The Malicious Goals: Data Theft and Encryption

The ultimate goal of KoreLogic is to steal sensitive data from the compromised Exchange server and encrypt it, rendering it inaccessible to the server’s legitimate users. This data could include emails, contacts, calendars, and other valuable information. Once the data is encrypted, the attackers typically demand a ransom payment in exchange for the decryption key.

Protecting Against KoreLogic: Prevention and Mitigation Strategies

Given the sophistication of KoreLogic, it’s crucial for Exchange server administrators to implement robust cybersecurity measures to minimize the risk of infection. Here are some critical steps to safeguard Exchange servers:

  1. Phishing Awareness Training: Educate employees about phishing tactics and how to identify suspicious emails or attachments. Encourage them to report any suspicious emails or attachments to IT administrators immediately.
  2. Regular Patching: Keep Exchange servers up-to-date with the latest security patches released by Microsoft. These patches often address vulnerabilities that could be exploited by malware like KoreLogic.
  3. Two-Factor Authentication (2FA): Implement 2FA for Exchange server logins. This adds an extra layer of security by requiring an additional verification step beyond just a password, making it more difficult for attackers to gain unauthorized access.
  4. Network Segmentation: Segment Exchange servers away from the rest of the network to limit their exposure to external threats. This can help contain the damage if an infected server is compromised.
  5. Data Backup and Recovery: Regularly backup Exchange server data to ensure that there’s a copy of the data in case it’s encrypted or corrupted by malware. This will allow for quick restoration in case of an attack.
  6. Security Monitoring and Incident Response: Implement network monitoring and intrusion detection systems to detect suspicious activity on Exchange servers. Have a well-defined incident response plan in place to quickly identify, isolate, and remediate attacks.

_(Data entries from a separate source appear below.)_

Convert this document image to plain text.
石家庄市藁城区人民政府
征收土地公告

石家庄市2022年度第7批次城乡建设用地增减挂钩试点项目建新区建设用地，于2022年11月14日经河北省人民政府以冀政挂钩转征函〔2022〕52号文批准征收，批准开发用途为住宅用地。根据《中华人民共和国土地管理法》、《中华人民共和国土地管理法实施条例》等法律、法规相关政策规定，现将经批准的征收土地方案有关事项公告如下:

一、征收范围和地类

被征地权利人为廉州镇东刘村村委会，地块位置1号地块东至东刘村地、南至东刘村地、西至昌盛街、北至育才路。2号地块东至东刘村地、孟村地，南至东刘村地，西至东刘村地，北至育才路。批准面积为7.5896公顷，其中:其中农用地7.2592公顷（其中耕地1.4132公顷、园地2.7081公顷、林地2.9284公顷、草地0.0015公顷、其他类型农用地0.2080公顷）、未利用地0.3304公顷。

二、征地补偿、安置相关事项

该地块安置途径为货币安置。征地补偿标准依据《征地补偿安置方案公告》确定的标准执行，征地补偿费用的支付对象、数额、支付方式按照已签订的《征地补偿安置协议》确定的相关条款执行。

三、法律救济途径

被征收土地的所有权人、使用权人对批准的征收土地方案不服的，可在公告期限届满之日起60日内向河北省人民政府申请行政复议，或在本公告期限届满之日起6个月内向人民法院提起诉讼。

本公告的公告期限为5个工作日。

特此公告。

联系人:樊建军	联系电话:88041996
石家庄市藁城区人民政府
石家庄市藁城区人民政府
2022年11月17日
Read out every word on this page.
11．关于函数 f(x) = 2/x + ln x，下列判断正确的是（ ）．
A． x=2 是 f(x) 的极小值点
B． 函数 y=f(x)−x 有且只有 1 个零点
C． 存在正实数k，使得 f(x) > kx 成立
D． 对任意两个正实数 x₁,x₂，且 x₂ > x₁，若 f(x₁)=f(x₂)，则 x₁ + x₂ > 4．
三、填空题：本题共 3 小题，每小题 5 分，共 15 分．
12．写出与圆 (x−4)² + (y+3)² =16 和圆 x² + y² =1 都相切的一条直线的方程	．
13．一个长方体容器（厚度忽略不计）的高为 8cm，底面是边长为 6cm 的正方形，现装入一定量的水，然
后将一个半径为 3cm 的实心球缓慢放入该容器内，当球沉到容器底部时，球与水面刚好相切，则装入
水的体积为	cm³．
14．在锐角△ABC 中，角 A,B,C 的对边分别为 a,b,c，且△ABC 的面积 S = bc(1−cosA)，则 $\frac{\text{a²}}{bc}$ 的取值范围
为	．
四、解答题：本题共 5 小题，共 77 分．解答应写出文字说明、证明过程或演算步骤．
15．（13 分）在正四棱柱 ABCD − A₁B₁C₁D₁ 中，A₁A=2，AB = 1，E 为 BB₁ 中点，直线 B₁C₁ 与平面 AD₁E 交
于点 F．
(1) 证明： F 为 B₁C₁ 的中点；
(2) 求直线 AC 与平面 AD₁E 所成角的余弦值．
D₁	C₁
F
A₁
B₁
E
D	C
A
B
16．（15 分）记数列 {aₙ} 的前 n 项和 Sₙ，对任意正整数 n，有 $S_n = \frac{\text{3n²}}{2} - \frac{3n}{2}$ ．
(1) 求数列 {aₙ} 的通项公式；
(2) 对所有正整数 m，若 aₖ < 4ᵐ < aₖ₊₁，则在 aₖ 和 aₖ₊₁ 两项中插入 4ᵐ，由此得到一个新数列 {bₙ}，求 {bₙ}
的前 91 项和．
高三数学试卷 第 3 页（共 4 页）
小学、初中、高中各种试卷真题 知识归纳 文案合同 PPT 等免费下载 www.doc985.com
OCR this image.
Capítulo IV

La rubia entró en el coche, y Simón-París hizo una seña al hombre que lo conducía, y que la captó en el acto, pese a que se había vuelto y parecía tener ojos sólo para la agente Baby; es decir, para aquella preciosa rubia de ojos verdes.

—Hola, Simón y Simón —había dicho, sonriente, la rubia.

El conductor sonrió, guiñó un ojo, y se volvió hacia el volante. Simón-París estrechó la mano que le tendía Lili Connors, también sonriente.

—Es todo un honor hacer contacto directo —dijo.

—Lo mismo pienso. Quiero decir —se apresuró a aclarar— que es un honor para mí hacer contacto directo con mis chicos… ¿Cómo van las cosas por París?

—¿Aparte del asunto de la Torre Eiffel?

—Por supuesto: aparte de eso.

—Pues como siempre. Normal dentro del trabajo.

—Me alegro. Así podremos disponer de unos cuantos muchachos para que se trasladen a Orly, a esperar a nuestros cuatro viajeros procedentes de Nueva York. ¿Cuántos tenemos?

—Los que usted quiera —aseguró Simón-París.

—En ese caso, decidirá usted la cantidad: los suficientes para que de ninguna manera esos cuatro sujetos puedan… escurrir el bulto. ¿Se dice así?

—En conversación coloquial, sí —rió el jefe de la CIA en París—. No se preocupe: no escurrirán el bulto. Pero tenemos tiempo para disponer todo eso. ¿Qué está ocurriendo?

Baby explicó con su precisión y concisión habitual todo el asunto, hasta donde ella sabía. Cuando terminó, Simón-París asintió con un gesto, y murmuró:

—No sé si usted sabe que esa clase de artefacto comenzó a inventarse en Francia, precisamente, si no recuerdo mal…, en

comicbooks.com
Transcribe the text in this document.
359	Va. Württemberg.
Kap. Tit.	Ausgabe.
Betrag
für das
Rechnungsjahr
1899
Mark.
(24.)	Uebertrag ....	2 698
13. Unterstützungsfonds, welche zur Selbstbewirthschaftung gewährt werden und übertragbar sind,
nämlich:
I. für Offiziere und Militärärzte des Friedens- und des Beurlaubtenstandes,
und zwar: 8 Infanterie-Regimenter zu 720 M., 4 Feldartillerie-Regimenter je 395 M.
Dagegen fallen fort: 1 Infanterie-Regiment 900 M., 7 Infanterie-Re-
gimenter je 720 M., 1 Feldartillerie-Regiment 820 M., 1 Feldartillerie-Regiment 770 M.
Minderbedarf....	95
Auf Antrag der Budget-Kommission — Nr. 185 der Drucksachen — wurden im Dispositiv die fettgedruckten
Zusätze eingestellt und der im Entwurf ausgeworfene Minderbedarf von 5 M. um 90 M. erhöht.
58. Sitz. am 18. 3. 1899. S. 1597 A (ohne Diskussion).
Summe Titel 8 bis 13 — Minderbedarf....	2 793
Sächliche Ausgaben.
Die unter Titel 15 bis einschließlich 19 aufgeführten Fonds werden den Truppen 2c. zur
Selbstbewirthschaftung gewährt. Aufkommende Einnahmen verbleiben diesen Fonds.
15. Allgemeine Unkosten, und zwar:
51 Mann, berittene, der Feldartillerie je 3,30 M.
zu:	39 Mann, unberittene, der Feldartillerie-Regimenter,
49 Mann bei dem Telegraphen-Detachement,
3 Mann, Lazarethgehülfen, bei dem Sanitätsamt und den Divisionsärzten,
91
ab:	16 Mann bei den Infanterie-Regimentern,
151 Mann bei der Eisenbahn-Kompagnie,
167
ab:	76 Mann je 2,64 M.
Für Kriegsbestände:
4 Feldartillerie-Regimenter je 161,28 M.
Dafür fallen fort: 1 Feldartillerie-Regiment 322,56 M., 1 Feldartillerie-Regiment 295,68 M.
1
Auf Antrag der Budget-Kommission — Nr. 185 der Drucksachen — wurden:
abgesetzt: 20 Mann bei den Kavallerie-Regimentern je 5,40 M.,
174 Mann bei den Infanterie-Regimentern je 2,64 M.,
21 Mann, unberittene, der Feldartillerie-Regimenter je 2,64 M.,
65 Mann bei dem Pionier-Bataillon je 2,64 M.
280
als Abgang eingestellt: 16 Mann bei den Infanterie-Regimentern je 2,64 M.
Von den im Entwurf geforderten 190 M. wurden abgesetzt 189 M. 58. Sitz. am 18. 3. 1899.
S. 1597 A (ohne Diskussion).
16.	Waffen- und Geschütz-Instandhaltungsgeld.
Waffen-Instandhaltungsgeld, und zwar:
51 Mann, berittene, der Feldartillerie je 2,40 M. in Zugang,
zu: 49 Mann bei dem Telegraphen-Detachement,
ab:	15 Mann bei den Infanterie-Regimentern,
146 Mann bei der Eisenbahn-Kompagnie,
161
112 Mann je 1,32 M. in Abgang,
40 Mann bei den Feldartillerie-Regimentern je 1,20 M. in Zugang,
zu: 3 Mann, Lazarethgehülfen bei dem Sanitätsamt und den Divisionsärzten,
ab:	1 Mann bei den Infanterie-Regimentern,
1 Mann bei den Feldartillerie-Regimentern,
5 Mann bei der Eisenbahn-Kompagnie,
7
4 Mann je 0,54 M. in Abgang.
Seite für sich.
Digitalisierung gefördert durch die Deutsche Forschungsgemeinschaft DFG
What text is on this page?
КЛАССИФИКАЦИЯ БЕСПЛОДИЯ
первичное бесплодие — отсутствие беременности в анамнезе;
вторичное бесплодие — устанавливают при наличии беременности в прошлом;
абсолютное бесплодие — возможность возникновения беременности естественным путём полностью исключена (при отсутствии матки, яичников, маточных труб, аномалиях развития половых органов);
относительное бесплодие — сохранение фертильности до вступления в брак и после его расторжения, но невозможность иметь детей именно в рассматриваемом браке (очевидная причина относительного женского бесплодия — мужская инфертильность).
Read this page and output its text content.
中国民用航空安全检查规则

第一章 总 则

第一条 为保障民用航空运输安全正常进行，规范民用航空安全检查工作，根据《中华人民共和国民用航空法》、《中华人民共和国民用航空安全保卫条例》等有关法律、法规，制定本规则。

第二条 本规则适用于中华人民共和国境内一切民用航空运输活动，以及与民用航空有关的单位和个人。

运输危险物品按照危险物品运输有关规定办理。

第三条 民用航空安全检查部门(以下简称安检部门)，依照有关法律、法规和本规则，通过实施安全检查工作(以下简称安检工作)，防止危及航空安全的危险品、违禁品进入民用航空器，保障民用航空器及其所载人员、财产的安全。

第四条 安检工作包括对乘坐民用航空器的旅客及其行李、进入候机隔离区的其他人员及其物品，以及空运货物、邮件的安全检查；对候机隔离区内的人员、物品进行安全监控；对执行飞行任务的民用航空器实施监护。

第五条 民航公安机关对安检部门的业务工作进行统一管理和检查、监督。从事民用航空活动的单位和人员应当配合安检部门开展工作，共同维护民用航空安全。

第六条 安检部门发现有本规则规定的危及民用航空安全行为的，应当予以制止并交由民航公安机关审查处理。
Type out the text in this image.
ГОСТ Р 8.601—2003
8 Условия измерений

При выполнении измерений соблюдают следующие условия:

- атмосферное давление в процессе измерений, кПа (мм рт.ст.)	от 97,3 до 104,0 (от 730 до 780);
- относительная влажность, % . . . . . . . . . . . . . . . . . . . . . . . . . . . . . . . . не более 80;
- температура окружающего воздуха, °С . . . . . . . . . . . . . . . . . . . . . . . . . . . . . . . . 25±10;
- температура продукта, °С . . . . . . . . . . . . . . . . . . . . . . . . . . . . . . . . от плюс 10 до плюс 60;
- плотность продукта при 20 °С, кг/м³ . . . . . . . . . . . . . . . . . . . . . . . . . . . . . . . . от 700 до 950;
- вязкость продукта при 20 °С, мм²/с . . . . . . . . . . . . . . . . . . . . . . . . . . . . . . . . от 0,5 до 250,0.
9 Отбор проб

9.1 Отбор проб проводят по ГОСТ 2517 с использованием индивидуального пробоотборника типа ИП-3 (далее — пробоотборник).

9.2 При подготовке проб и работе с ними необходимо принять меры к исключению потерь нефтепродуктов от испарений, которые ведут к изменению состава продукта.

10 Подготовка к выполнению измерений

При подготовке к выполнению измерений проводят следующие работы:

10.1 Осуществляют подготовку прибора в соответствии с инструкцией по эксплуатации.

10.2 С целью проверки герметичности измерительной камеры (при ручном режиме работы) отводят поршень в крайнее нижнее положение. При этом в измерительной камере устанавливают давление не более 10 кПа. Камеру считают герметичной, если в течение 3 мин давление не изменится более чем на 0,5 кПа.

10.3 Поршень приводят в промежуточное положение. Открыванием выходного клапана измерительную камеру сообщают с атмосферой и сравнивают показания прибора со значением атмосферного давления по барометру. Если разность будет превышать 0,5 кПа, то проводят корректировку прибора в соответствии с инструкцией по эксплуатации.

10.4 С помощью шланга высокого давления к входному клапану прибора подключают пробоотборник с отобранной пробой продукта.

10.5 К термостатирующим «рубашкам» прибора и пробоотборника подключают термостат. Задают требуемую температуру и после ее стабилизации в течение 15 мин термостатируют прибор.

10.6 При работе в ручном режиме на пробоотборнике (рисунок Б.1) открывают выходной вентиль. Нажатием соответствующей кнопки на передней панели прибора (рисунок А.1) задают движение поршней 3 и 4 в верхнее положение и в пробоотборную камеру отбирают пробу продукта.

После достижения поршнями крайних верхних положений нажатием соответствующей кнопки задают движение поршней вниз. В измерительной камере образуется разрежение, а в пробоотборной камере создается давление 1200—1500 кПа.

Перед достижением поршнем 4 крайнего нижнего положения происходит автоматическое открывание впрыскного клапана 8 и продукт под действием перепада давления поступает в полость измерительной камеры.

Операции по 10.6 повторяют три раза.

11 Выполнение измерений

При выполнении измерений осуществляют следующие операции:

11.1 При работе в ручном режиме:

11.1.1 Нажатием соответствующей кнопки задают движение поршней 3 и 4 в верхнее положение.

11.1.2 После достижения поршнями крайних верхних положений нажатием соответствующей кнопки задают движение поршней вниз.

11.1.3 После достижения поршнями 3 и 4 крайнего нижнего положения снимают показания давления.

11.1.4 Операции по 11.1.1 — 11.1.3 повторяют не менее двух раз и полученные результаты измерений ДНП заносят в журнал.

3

In conclusion, the emergence of KoreLogic underscores the importance of vigilance and proactive cybersecurity measures in protecting critical infrastructure like Microsoft Exchange servers. By implementing the recommended security practices and staying informed about the latest threats, organizations can significantly reduce their risk of falling prey to this sophisticated malware and its detrimental consequences.